Every distributed plugin should include a README with these sections:

  • Overview — What the plugin does and who it is for.
  • Installation — Exact commands to install the plugin.
  • Requirements — Environment variables, MCP servers, or dependencies needed.
  • Components — List of skills, commands, agents, and hooks with brief descriptions.
  • Configuration — How to customize via .local.md or environment variables.
  • Changelog — Version history with breaking change notices.

Testing Before Release

Before distributing a new plugin version, run through this checklist:

  1. Fresh install: Clone the plugin into a clean ~/.claude/plugins/ directory and verify it loads.
  2. Component test: Invoke every skill, command, and agent to verify functionality.
  3. Hook test: Trigger every hook event and verify the expected behavior.
  4. Missing config: Test with no .local.md file to verify graceful defaults.
  5. MCP servers: If the plugin bundles MCP servers, verify they start and respond correctly.
  6. Conflict test: Install alongside other common plugins and verify no name collisions.

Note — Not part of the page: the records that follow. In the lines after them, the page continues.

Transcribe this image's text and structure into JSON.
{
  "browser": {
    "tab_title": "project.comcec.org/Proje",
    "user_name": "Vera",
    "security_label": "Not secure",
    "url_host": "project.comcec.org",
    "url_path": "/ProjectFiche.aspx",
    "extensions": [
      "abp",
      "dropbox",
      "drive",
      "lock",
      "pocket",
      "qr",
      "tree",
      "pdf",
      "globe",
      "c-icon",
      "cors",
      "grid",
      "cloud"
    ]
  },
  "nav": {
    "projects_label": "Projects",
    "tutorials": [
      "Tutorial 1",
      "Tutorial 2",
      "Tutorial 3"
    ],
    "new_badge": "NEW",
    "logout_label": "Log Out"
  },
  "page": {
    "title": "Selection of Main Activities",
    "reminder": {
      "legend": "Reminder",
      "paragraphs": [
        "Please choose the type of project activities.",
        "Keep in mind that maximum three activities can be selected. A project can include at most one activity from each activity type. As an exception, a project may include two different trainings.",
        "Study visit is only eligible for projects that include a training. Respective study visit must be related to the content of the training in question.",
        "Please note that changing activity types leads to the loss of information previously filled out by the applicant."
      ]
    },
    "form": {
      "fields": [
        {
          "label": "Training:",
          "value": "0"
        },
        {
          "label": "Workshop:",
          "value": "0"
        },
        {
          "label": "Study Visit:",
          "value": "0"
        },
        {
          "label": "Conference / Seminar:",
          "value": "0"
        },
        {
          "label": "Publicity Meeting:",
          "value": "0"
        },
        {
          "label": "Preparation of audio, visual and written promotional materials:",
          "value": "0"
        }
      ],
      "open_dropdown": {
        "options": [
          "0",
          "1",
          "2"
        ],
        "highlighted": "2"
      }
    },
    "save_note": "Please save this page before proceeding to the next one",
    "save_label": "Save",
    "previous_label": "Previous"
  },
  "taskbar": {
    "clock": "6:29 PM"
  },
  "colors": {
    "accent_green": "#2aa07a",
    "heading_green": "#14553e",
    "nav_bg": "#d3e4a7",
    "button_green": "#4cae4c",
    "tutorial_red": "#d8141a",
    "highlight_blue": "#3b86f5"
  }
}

Production Plugin Architecture

Putting it all together, here is a production-grade plugin structure that incorporates all the advanced patterns covered in this module:

~/.claude/plugins/enterprise-toolkit/
  plugin.json                    # Manifest with all components
  .mcp.json                      # MCP server declarations
  .local.md.example              # Settings template
  .local.md                      # User settings (gitignored)
  README.md                      # Installation and usage docs
  CHANGELOG.md                   # Version history

  skills/
    architecture-review.md       # Progressive disclosure pattern
    database-migration.md        # Multi-step workflow pattern
    dependency-audit.md          # Standard analysis skill

  commands/
    deploy.md                    # Deployment command with args
    report.md                    # Report generation command

  agents/
    api-designer.md              # Read-only design agent
    test-writer.md               # Write-capable test agent
    security-scanner.md          # Read-only security agent

  hooks/
    security-guard.md            # PreToolUse blocking hook
    audit-logger.md              # PostToolUse logging hook
    context-loader.md            # SessionStart context injection

  mcp-servers/
    db-explorer/
      index.js                   # Bundled MCP server
      package.json

  templates/
    report-template.md           # Templates referenced by skills
    migration-template.sql

Key Takeaways

  • Bundle MCP servers in plugins via .mcp.json with ${CLAUDE_PLUGIN_ROOT} for portable paths.
  • Use .local.md with YAML frontmatter for user-configurable plugin settings.
  • Inter-plugin communication uses shared file protocols, convention-based data contracts, or hook-based coordination.
  • Design skills with progressive disclosure for complex analyses and explicit confirmation gates for destructive operations.
  • Restrict agent tools to the minimum required set following the principle of least privilege.
  • Version plugins semantically and distribute via Git with tagged releases.
  • Test every component path before releasing a new version.